Iraq is spiralling into chaos as eight more people were killed and 25 injured in a consecutive week of protests against corruption, unemployment and failed public services.
The latest deaths came in new clashes between protesters and police in the eastern Baghdad suburb of Sadr City, where security forces used live rounds and tear gas. So far the total number of deaths to over 100 people and more than 6,000 wounded in less than a week of unrest.
Prime Minister Adel Abdul Mahdi announced a series of reforms after an “extraordinary” overnight Cabinet session, but politicians and analysts say this will not be enough to end the protests.
Abdul Mahdi’s 17-point plan was the result of an emergency cabinet meeting on Saturday night and comes after days of offering only vague reform promises.
The Prime Minister’s reform plan included granting of plots of land to low-income families, building 100,000 new homes in poor areas, a monthly grant to the unemployed and the disabled, small trading stalls to provide job opportunities, and new training courses for graduates.
Analysts said it would not be enough to assuage protesters who accuse the prime minister of turning a blind eye to excessive force by Iranian-backed armed factions.

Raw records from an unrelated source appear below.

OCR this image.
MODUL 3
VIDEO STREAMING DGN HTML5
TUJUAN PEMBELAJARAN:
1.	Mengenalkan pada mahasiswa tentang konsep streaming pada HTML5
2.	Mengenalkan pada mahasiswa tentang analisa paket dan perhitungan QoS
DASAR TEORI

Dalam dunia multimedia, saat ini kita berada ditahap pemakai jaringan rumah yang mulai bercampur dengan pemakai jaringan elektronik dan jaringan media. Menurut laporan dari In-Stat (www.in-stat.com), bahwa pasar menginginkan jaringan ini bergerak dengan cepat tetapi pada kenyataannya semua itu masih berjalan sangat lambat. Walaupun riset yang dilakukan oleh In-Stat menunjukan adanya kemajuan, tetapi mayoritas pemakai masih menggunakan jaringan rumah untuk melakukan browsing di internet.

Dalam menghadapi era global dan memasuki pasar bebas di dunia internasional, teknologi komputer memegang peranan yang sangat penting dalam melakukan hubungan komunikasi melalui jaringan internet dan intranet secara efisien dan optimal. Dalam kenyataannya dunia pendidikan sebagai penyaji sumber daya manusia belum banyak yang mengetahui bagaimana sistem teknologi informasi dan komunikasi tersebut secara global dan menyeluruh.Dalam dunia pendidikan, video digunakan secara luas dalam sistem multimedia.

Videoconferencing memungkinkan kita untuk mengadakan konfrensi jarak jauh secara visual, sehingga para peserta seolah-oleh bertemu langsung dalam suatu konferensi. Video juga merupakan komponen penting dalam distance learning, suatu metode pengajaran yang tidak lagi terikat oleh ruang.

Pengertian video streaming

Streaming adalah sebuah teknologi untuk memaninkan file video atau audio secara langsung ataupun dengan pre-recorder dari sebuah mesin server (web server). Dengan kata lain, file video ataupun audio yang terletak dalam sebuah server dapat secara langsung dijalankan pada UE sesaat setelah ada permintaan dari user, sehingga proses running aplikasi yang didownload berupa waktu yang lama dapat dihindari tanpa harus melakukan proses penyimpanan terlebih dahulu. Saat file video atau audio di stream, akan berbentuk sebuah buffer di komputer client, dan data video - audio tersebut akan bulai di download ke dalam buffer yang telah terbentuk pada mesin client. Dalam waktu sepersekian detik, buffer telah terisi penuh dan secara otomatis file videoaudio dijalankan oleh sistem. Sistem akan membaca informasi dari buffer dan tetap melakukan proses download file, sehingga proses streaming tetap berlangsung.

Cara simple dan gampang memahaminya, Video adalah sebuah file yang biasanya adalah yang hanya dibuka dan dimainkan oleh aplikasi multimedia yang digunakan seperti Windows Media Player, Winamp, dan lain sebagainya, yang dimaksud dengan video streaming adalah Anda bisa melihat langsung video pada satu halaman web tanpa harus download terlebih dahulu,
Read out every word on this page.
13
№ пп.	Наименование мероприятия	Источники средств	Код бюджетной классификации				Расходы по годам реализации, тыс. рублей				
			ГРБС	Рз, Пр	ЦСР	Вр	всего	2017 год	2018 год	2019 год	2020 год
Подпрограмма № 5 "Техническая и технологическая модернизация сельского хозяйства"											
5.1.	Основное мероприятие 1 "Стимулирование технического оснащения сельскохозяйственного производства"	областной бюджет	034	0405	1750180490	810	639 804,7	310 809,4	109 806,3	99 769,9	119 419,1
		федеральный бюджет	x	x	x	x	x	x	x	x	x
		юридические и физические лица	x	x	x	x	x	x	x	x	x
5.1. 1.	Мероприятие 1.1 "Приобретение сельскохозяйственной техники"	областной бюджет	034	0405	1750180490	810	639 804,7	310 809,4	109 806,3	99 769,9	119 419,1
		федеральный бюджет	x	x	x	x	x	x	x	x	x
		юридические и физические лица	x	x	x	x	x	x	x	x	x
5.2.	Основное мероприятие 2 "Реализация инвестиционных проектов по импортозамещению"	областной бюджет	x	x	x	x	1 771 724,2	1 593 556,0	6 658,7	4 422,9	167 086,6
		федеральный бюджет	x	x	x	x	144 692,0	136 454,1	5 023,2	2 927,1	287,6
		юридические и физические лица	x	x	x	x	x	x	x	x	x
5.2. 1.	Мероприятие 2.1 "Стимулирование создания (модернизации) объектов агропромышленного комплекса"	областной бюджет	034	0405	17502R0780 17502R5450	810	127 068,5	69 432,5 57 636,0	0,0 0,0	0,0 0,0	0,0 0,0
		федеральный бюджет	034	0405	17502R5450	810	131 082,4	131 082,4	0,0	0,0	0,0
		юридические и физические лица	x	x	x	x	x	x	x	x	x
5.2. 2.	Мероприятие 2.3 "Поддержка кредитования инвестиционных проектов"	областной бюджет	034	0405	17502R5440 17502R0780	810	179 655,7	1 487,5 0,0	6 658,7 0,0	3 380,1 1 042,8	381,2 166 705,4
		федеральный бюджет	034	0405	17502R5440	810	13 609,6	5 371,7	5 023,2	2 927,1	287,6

It includes increased subsidised housing for the poor, stipends for the unemployed as well as training programs and small loans initiatives for unemployed youth.
Abdul Mahdi’s backers would view the fall of his government as a victory for the US and its allies.
Political analysts speculate that unless reforms are made immediately this protest will carry on and intensify, as, with each death of a protester, the relatives are motivated to push harder.